1、寒蟬 秋后的蟬是活不了多久的,一番秋雨之后,蟬兒便剩下幾聲若斷若續的哀鳴了,命折旦夕。因此,寒蟬就成為悲涼的同義詞。如唐人駱賓王《詠蟬》起首兩句:“西陸蟬聲唱,南冠客思深。”以寒蟬高唱,渲染自己在獄中深深懷想家園之情。本詩開篇寫:“寒蟬凄切,對長亭晚,驟雨初息。”還未直接描寫別離,“凄凄慘慘戚戚”之感已充塞讀者心中,釀造了一種足以觸動離愁別緒的氣氛。“寒蟬鳴我側”(曹植《贈白馬王彪》)詩句也表達這樣的情思。
2、長亭 長亭是陸上的送別之所。古代驛站路上約隔十里設一長亭,五里設一短亭,供游人休息和送別。后來“長亭”成為送別地的代名詞。李白《菩薩蠻》:“何處是歸程?長亭更短亭。”李叔同《送別》:“長亭外,古道邊,芳草碧連天。”很顯然,在中國古典詩歌里長亭已成為陸上的送別之所。勞勞亭也是古代著名的送別之亭,李白《勞勞亭》“天下傷心處,勞勞送客亭。春風知別苦,不遣柳條青。”謝亭又稱謝公亭,在宣城北面,是南齊詩人謝眺任宣城大守時所建,他曾在此送別朋友范云,后來謝亭就成為宣城著名的送別之地。李白有《謝亭》詩:“謝亭離別后,風景每生愁。客散青天外,山空碧水流。”李白還有詩云:“送客謝亭北,逢君縱酒還。屈盤戲白馬,大笑上青山。回鞭指長安,西日落秦關。帝鄉三千里,杳在碧云間。”許渾也有《謝亭送別》詩。反復不斷的離別在謝亭上演,使優美的謝亭風景也染上了一層離愁了。很顯然,在中國古典詩歌里長亭已成為陸上的送別之所。柳永《雨霖鈴》:“寒蟬凄切,對長亭晚,驟雨初歇。”這長亭也就是離別之所,帶有詞人深深的離愁別緒。

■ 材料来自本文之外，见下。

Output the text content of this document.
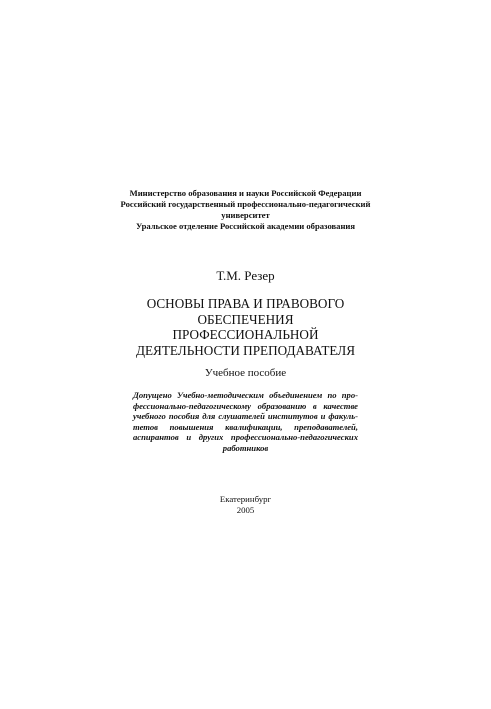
Министерство образования и науки Российской Федерации
Российский государственный профессионально-педагогический
университет
Уральское отделение Российской академии образования
Т.М. Резер
ОСНОВЫ ПРАВА И ПРАВОВОГО
ОБЕСПЕЧЕНИЯ
ПРОФЕССИОНАЛЬНОЙ
ДЕЯТЕЛЬНОСТИ ПРЕПОДАВАТЕЛЯ
Учебное пособие
Допущено Учебно-методическим объединением по про-
фессионально-педагогическому образованию в качестве
учебного пособия для слушателей институтов и факуль-
тетов повышения квалификации, преподавателей,
аспирантов и других профессионально-педагогических
работников
Екатеринбург
2005
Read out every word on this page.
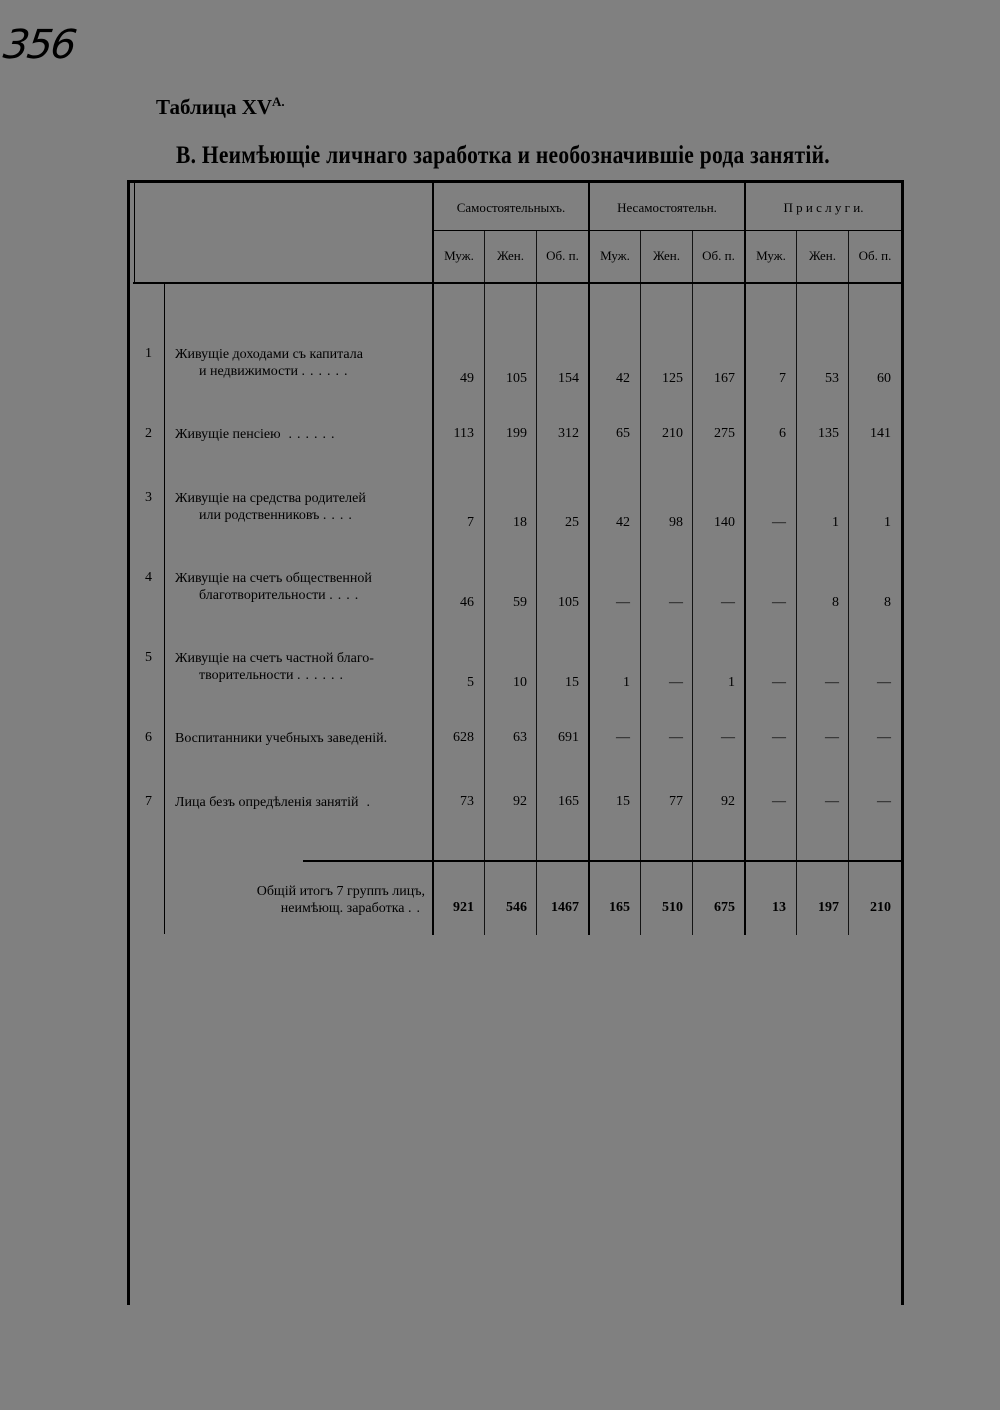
356
Таблица $XV^{A.}$
В. Неимѣющіе личнаго заработка и необозначившіе рода занятій.
Самостоятельныхъ.	Несамостоятельн.	П р и с л у г и.
Муж.	Жен.	Об. п.	Муж.	Жен.	Об. п.	Муж.	Жен.	Об. п.
1 Живущіе доходами съ капитала
и недвижимости ......	49	105	154	42	125	167	7	53	60
2 Живущіе пенсіею ......	113	199	312	65	210	275	6	135	141
3 Живущіе на средства родителей
или родственниковъ ....	7	18	25	42	98	140	—	1	1
4 Живущіе на счетъ общественной
благотворительности ....	46	59	105	—	—	—	—	8	8
5 Живущіе на счетъ частной благо-
творительности ......	5	10	15	1	—	1	—	—	—
6 Воспитанники учебныхъ заведеній.	628	63	691	—	—	—	—	—	—
7 Лица безъ опредѣленія занятій .	73	92	165	15	77	92	—	—	—
Общій итогъ 7 группъ лицъ,
неимѣющ. заработка ..	921	546	1467	165	510	675	13	197	210
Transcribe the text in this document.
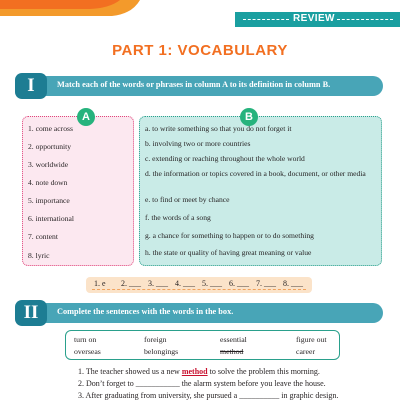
REVIEW
PART 1: VOCABULARY
I	Match each of the words or phrases in column A to its definition in column B.
A	B
1. come across
2. opportunity
3. worldwide
4. note down
5. importance
6. international
7. content
8. lyric
a. to write something so that you do not forget it
b. involving two or more countries
c. extending or reaching throughout the whole world
d. the information or topics covered in a book, document, or other media
e. to find or meet by chance
f. the words of a song
g. a chance for something to happen or to do something
h. the state or quality of having great meaning or value
1. e 2. ___ 3. ___ 4. ___ 5. ___ 6. ___ 7. ___ 8. ___
II	Complete the sentences with the words in the box.
turn on	foreign	essential	figure out
overseas	belongings	method	career
1. The teacher showed us a new method to solve the problem this morning.
2. Don’t forget to ___________ the alarm system before you leave the house.
3. After graduating from university, she pursued a __________ in graphic design.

3、蘭舟 古人常說“舟馬勞頓”“水陸兼程”,可見“船”在古代交通中的重要地位。一葉扁舟,天水茫茫,越發比照出人的渺小;人在旅途,所見多異鄉之物,更易觸發無限的思緒。下面這兩首詩中的“船”意象更多地融入了詩人的漂泊之感:“山暝聽猿愁,滄江急夜流。風鳴兩岸葉,月照一孤舟。建德非吾土,維揚憶舊游。還將兩行淚,遙寄海西頭。”(孟浩然《宿桐廬江寄廣陵舊游》 “木葉紛紛下,東南日煙霜。林山相晚暮,天海空青蒼。暝色況復久,秋聲亦何長。孤舟兼微月,獨夜仍越鄉。”(劉鷯虛《暮秋揚子江寄孟浩然》)這兩首的主題與意象群極為相似:兩位詩人都漂泊異鄉,棲身客舟之中,暮色四合,夜風吹動岸上的樹葉,發出凄清的聲響。在作客他鄉、旅途孤寂之時,兩位詩人不約而同地想到昔日朋友,寫詩以寄情。作為詩的中心意象,前者是“月照一孤舟”,后者是“孤舟兼微月”,都強調“月”與“舟”的組合。而最為直接地以船為喻、表現自身漂泊之感的詩歌,恐怕當屬李商隱的《木蘭花》:“洞庭波冷曉侵云,日日征帆送遠人。幾度木蘭舟上望,不知元是此花身。” 柳永《雨霖鈴》“留戀處、 蘭舟催發”此去便是漂泊,便是遠離,便是浪跡天涯,便是無窮無盡的思念和悲愁了 。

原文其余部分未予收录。